Notably, hospital groups in each state were strong supporters of each initiative, as they have been in pretty much every state since the ACA was passed. I’d expect to see more states expanding Medicaid in the future in a replay of the original Medicaid roll-out from the mid-nineteen sixties.

With the rollout, rural hospitals and those with higher proportions of poorer patients are getting a financial lifeline, one that they sorely need.

What does this mean for you?

Medicaid expansion is inevitable, and that is good news for hospitals and decreases pressure to cost-shift to other payers.


Nov
5

What this election means to you.

This election is about your health and your family’s, because:

“Virtually every American has someone with an existing health condition in their family at any given time” 

Dan Mendelson, CEO, Avalere

(Note to readers – this isn’t a “liberal” or Democratic post, it is a factual description of reality. If you disagree, please provide citations to support assertions)

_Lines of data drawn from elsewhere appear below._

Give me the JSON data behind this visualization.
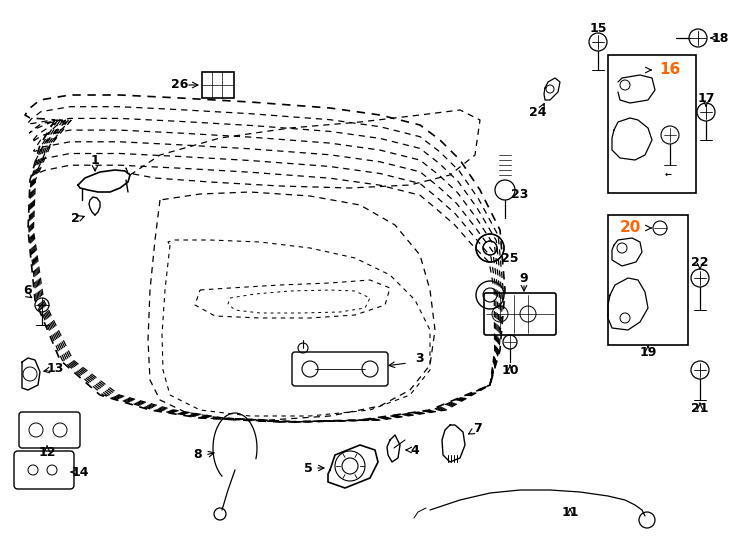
{
  "background_color": "#ffffff",
  "line_color": "#000000",
  "highlight_color": "#ff6600",
  "fig_width": 7.34,
  "fig_height": 5.4,
  "dpi": 100
}
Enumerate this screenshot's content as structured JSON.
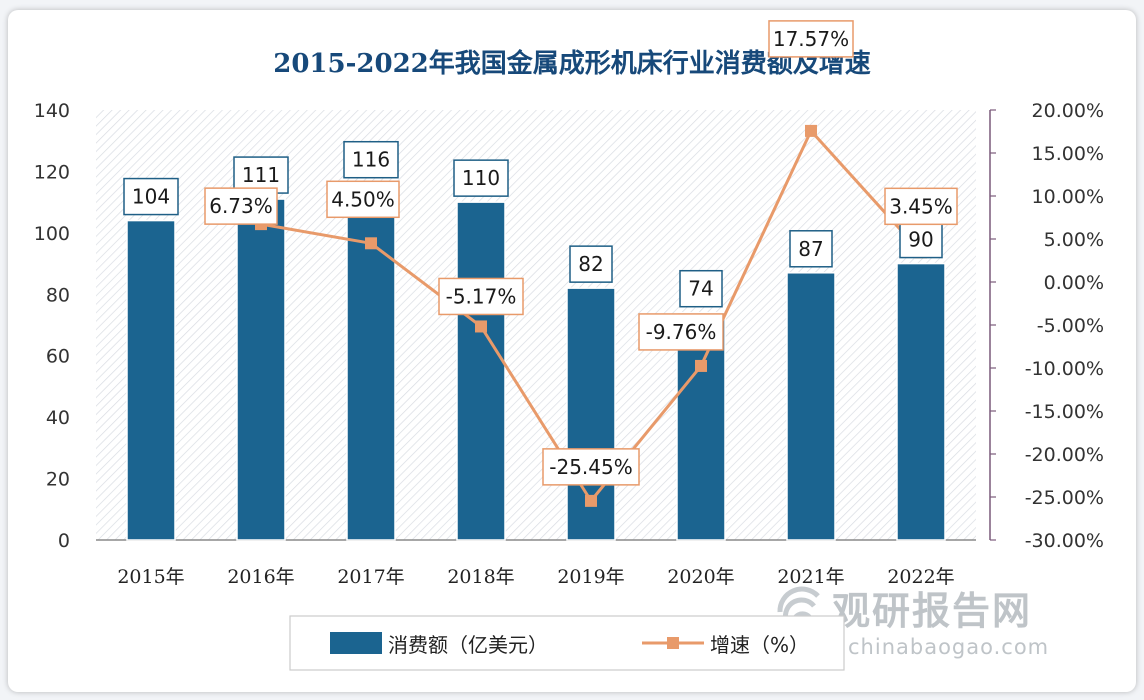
{
  "chart_data": {
    "type": "bar",
    "title": "2015-2022年我国金属成形机床行业消费额及增速",
    "categories": [
      "2015年",
      "2016年",
      "2017年",
      "2018年",
      "2019年",
      "2020年",
      "2021年",
      "2022年"
    ],
    "series": [
      {
        "name": "消费额（亿美元）",
        "type": "bar",
        "axis": "left",
        "values": [
          104,
          111,
          116,
          110,
          82,
          74,
          87,
          90
        ],
        "labels": [
          "104",
          "111",
          "116",
          "110",
          "82",
          "74",
          "87",
          "90"
        ]
      },
      {
        "name": "增速（%）",
        "type": "line",
        "axis": "right",
        "values": [
          null,
          6.73,
          4.5,
          -5.17,
          -25.45,
          -9.76,
          17.57,
          3.45
        ],
        "labels": [
          "",
          "6.73%",
          "4.50%",
          "-5.17%",
          "-25.45%",
          "-9.76%",
          "17.57%",
          "3.45%"
        ]
      }
    ],
    "y_left": {
      "min": 0,
      "max": 140,
      "ticks": [
        "0",
        "20",
        "40",
        "60",
        "80",
        "100",
        "120",
        "140"
      ]
    },
    "y_right": {
      "min": -30,
      "max": 20,
      "ticks": [
        "-30.00%",
        "-25.00%",
        "-20.00%",
        "-15.00%",
        "-10.00%",
        "-5.00%",
        "0.00%",
        "5.00%",
        "10.00%",
        "15.00%",
        "20.00%"
      ]
    },
    "legend_placement": "bottom-center",
    "colors": {
      "bar": "#1b6490",
      "line": "#e89a6a",
      "title": "#17497a",
      "grid_hatch": "#d4d8de"
    }
  },
  "watermark": {
    "cn": "观研报告网",
    "en": "chinabaogao.com"
  }
}
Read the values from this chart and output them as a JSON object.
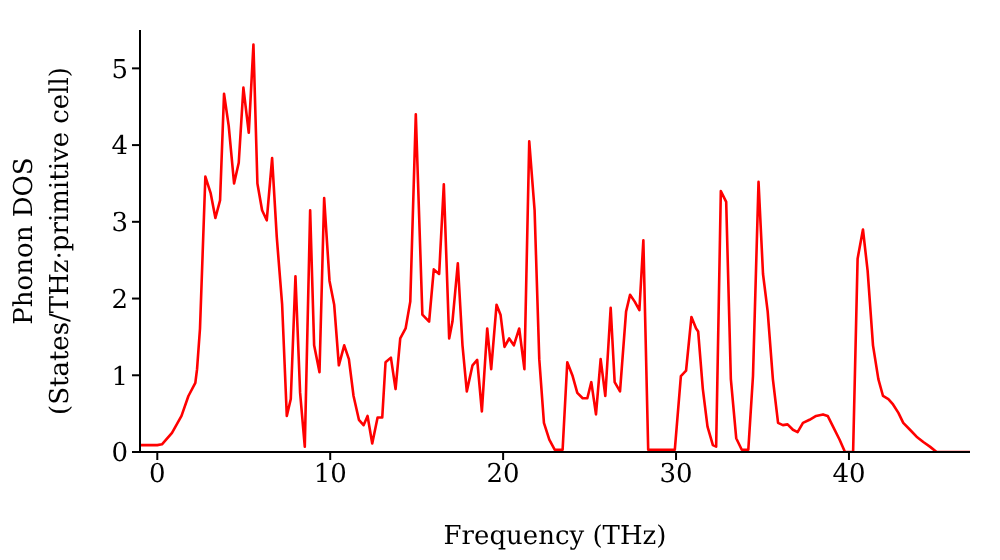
{
  "chart_data": {
    "type": "line",
    "xlabel": "Frequency (THz)",
    "ylabel": "Phonon DOS\n(States/THz·primitive cell)",
    "xlim": [
      -1,
      47
    ],
    "xticks": [
      0,
      10,
      20,
      30,
      40
    ],
    "ylim": [
      0,
      5.5
    ],
    "yticks": [
      0,
      1,
      2,
      3,
      4,
      5
    ],
    "grid": false,
    "legend": false,
    "marker": "none",
    "line_style": "solid",
    "series": [
      {
        "color": "#ff0000",
        "x": [
          -1,
          0,
          0.27,
          0.85,
          1.4,
          1.8,
          2.2,
          2.3,
          2.47,
          2.78,
          3.09,
          3.36,
          3.63,
          3.86,
          4.13,
          4.44,
          4.71,
          4.98,
          5.29,
          5.56,
          5.79,
          6.06,
          6.33,
          6.64,
          6.91,
          7.22,
          7.49,
          7.72,
          7.99,
          8.26,
          8.53,
          8.84,
          9.07,
          9.38,
          9.65,
          9.96,
          10.23,
          10.5,
          10.81,
          11.08,
          11.35,
          11.66,
          11.93,
          12.16,
          12.43,
          12.74,
          13.01,
          13.2,
          13.51,
          13.78,
          14.05,
          14.36,
          14.63,
          14.95,
          15.33,
          15.72,
          15.99,
          16.3,
          16.57,
          16.88,
          17.07,
          17.38,
          17.65,
          17.9,
          18.23,
          18.5,
          18.77,
          19.08,
          19.31,
          19.62,
          19.85,
          20.08,
          20.35,
          20.62,
          20.93,
          21.23,
          21.51,
          21.82,
          22.09,
          22.36,
          22.67,
          22.98,
          23.44,
          23.71,
          24.02,
          24.29,
          24.6,
          24.87,
          25.1,
          25.37,
          25.64,
          25.91,
          26.22,
          26.45,
          26.76,
          27.11,
          27.34,
          27.61,
          27.88,
          28.11,
          28.39,
          29.93,
          30.28,
          30.58,
          30.89,
          31.16,
          31.28,
          31.55,
          31.82,
          32.13,
          32.32,
          32.59,
          32.9,
          33.17,
          33.48,
          33.8,
          34.18,
          34.45,
          34.77,
          35.03,
          35.3,
          35.6,
          35.9,
          36.18,
          36.45,
          36.76,
          37.03,
          37.34,
          37.72,
          38.1,
          38.5,
          38.77,
          39.08,
          39.46,
          39.77,
          40.24,
          40.5,
          40.81,
          41.08,
          41.39,
          41.7,
          41.97,
          42.28,
          42.55,
          42.86,
          43.14,
          43.53,
          43.91,
          44.3,
          44.68,
          45.07,
          47
        ],
        "values": [
          0.09,
          0.09,
          0.1,
          0.25,
          0.47,
          0.73,
          0.9,
          1.08,
          1.61,
          3.59,
          3.37,
          3.05,
          3.28,
          4.67,
          4.25,
          3.5,
          3.77,
          4.75,
          4.16,
          5.31,
          3.5,
          3.15,
          3.02,
          3.83,
          2.8,
          1.92,
          0.47,
          0.69,
          2.29,
          0.77,
          0.07,
          3.15,
          1.39,
          1.04,
          3.31,
          2.23,
          1.92,
          1.13,
          1.39,
          1.21,
          0.73,
          0.42,
          0.35,
          0.47,
          0.11,
          0.45,
          0.45,
          1.17,
          1.23,
          0.82,
          1.48,
          1.61,
          1.96,
          4.4,
          1.79,
          1.7,
          2.38,
          2.32,
          3.49,
          1.48,
          1.7,
          2.46,
          1.39,
          0.79,
          1.13,
          1.2,
          0.53,
          1.61,
          1.08,
          1.92,
          1.79,
          1.37,
          1.48,
          1.39,
          1.61,
          1.08,
          4.05,
          3.15,
          1.21,
          0.38,
          0.16,
          0.03,
          0.03,
          1.17,
          0.99,
          0.77,
          0.7,
          0.7,
          0.91,
          0.49,
          1.21,
          0.73,
          1.88,
          0.91,
          0.79,
          1.83,
          2.05,
          1.96,
          1.85,
          2.76,
          0.03,
          0.03,
          0.99,
          1.06,
          1.76,
          1.61,
          1.57,
          0.82,
          0.33,
          0.09,
          0.07,
          3.4,
          3.26,
          0.95,
          0.18,
          0.03,
          0.03,
          0.99,
          3.52,
          2.32,
          1.83,
          0.95,
          0.38,
          0.35,
          0.36,
          0.29,
          0.26,
          0.38,
          0.42,
          0.47,
          0.49,
          0.47,
          0.33,
          0.16,
          0,
          0,
          2.52,
          2.9,
          2.36,
          1.39,
          0.95,
          0.73,
          0.69,
          0.62,
          0.51,
          0.38,
          0.29,
          0.2,
          0.13,
          0.07,
          0,
          0
        ]
      }
    ]
  }
}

Today, you are protected because under current law (the ACA, aka “Obamacare”)  insurance companies can’t refuse to provide coverage or charge you more if you have a medical condition.  

Those protections will go away if Republicans have their way. 

According to Avalere,

Over 50% of Americans enrolled in coverage outside of the major public programs could face medical underwriting or be denied access to coverage or care without the protections for people with pre-existing conditions contained in the ACA.

Here’s why.

  1. Last year Republicans came within one vote of repealing the ACA – with NO replacement plan in place.
  2. Senate leader Mitch McConnell has said he will try to repeal ACA next year.
  3. House Republicans voted over 54 times to repeal ACA – with NO replacement plan in place.
  4. The “short-term” and “association” healthplans proposed by Republicans let insurance companies charge you anything they want if you or a family member have a pre-existing condition.
  5. These short-term and association healthplans can pick and choose what healthcare services they cover – they don’t have to cover drugs, pregnancy, or emergency room care, or anything else they bury in the fine print.
  6. Republicans are backing a lawsuit that would overturn the ACA in its entirety – and many of the Republicans behind the suit are running for Congress.

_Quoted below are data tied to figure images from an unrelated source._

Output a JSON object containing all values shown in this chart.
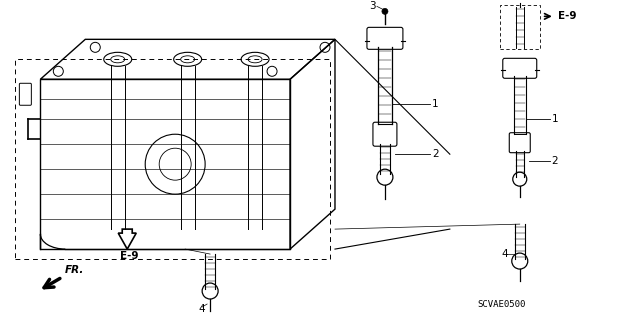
{
  "bg_color": "#ffffff",
  "line_color": "#000000",
  "part_code": "SCVAE0500",
  "label_E9": "E-9",
  "label_FR": "FR.",
  "figsize": [
    6.4,
    3.19
  ],
  "dpi": 100
}
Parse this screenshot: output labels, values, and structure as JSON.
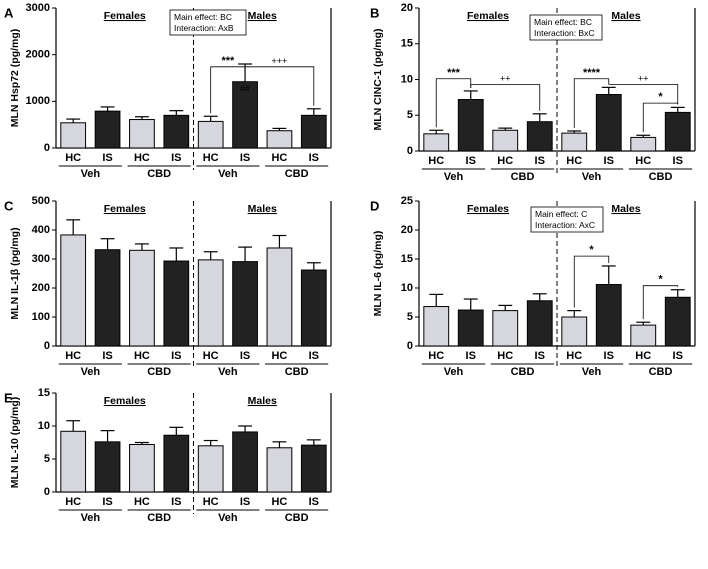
{
  "chart_data": [
    {
      "panel": "A",
      "type": "bar",
      "ylabel": "MLN Hsp72 (pg/mg)",
      "ylim": [
        0,
        3000
      ],
      "yticks": [
        "0",
        "1000",
        "2000",
        "3000"
      ],
      "groups": [
        "Females",
        "Males"
      ],
      "categories": [
        "HC",
        "IS",
        "HC",
        "IS",
        "HC",
        "IS",
        "HC",
        "IS"
      ],
      "treatments": [
        "Veh",
        "CBD",
        "Veh",
        "CBD"
      ],
      "values": [
        540,
        790,
        610,
        700,
        570,
        1420,
        370,
        700
      ],
      "errors": [
        80,
        90,
        60,
        100,
        110,
        380,
        50,
        140
      ],
      "stats_box": [
        "Main effect: BC",
        "Interaction: AxB"
      ],
      "annotations": [
        {
          "text": "***",
          "from": 4,
          "to": 5,
          "y": 1740
        },
        {
          "text": "##",
          "bar": 5,
          "y": 1260
        },
        {
          "text": "+++",
          "from": 5,
          "to": 7,
          "y": 1740
        }
      ]
    },
    {
      "panel": "B",
      "type": "bar",
      "ylabel": "MLN CINC-1 (pg/mg)",
      "ylim": [
        0,
        20
      ],
      "yticks": [
        "0",
        "5",
        "10",
        "15",
        "20"
      ],
      "groups": [
        "Females",
        "Males"
      ],
      "categories": [
        "HC",
        "IS",
        "HC",
        "IS",
        "HC",
        "IS",
        "HC",
        "IS"
      ],
      "treatments": [
        "Veh",
        "CBD",
        "Veh",
        "CBD"
      ],
      "values": [
        2.4,
        7.2,
        2.9,
        4.1,
        2.5,
        7.9,
        1.9,
        5.4
      ],
      "errors": [
        0.5,
        1.2,
        0.3,
        1.1,
        0.3,
        1.0,
        0.3,
        0.7
      ],
      "stats_box": [
        "Main effect: BC",
        "Interaction: BxC"
      ],
      "annotations": [
        {
          "text": "***",
          "from": 0,
          "to": 1,
          "y": 10.1
        },
        {
          "text": "++",
          "from": 1,
          "to": 3,
          "y": 9.3
        },
        {
          "text": "****",
          "from": 4,
          "to": 5,
          "y": 10.1
        },
        {
          "text": "++",
          "from": 5,
          "to": 7,
          "y": 9.3
        },
        {
          "text": "*",
          "from": 6,
          "to": 7,
          "y": 6.7
        }
      ]
    },
    {
      "panel": "C",
      "type": "bar",
      "ylabel": "MLN IL-1β (pg/mg)",
      "ylim": [
        0,
        500
      ],
      "yticks": [
        "0",
        "100",
        "200",
        "300",
        "400",
        "500"
      ],
      "groups": [
        "Females",
        "Males"
      ],
      "categories": [
        "HC",
        "IS",
        "HC",
        "IS",
        "HC",
        "IS",
        "HC",
        "IS"
      ],
      "treatments": [
        "Veh",
        "CBD",
        "Veh",
        "CBD"
      ],
      "values": [
        383,
        332,
        330,
        293,
        297,
        291,
        338,
        262
      ],
      "errors": [
        52,
        38,
        22,
        45,
        28,
        50,
        43,
        25
      ],
      "stats_box": [],
      "annotations": []
    },
    {
      "panel": "D",
      "type": "bar",
      "ylabel": "MLN IL-6 (pg/mg)",
      "ylim": [
        0,
        25
      ],
      "yticks": [
        "0",
        "5",
        "10",
        "15",
        "20",
        "25"
      ],
      "groups": [
        "Females",
        "Males"
      ],
      "categories": [
        "HC",
        "IS",
        "HC",
        "IS",
        "HC",
        "IS",
        "HC",
        "IS"
      ],
      "treatments": [
        "Veh",
        "CBD",
        "Veh",
        "CBD"
      ],
      "values": [
        6.8,
        6.2,
        6.1,
        7.8,
        5.0,
        10.6,
        3.6,
        8.4
      ],
      "errors": [
        2.1,
        1.9,
        0.9,
        1.2,
        1.1,
        3.2,
        0.5,
        1.3
      ],
      "stats_box": [
        "Main effect: C",
        "Interaction: AxC"
      ],
      "annotations": [
        {
          "text": "*",
          "from": 4,
          "to": 5,
          "y": 15.5
        },
        {
          "text": "*",
          "from": 6,
          "to": 7,
          "y": 10.4
        }
      ]
    },
    {
      "panel": "E",
      "type": "bar",
      "ylabel": "MLN IL-10 (pg/mg)",
      "ylim": [
        0,
        15
      ],
      "yticks": [
        "0",
        "5",
        "10",
        "15"
      ],
      "groups": [
        "Females",
        "Males"
      ],
      "categories": [
        "HC",
        "IS",
        "HC",
        "IS",
        "HC",
        "IS",
        "HC",
        "IS"
      ],
      "treatments": [
        "Veh",
        "CBD",
        "Veh",
        "CBD"
      ],
      "values": [
        9.2,
        7.6,
        7.2,
        8.6,
        7.0,
        9.1,
        6.7,
        7.1
      ],
      "errors": [
        1.6,
        1.7,
        0.3,
        1.2,
        0.8,
        0.9,
        0.9,
        0.8
      ],
      "stats_box": [],
      "annotations": []
    }
  ],
  "colors": {
    "hc_bar": "#d6d6de",
    "is_bar": "#222222",
    "stroke": "#000000"
  }
}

If you or someone in your family has had:

  • heart disease, high cholesterol, or high blood pressure
  • anxiety or depression or any other mental health condition
  • obesity
  • diabetes
  • cancer
  • or is pregnant,

your healthcare is at risk.

I have no problem whatsoever with principled Republicans – or anyone else – wanting to overturn the ACA. I have a big problem with anyone who’s lying about what they are doing.

 

Fact is the GOP has tried over 50 times to let insurance companies refuse to cover your pre-existing conditions, they are pushing a suit that would do the same thing, their bills in Congress will let insurance companies charge you anything they want, yet they are claiming they will protect you.

That’s just a lie.

What does this mean for you?

Do you want insurance to cover your pre-existing medical conditions?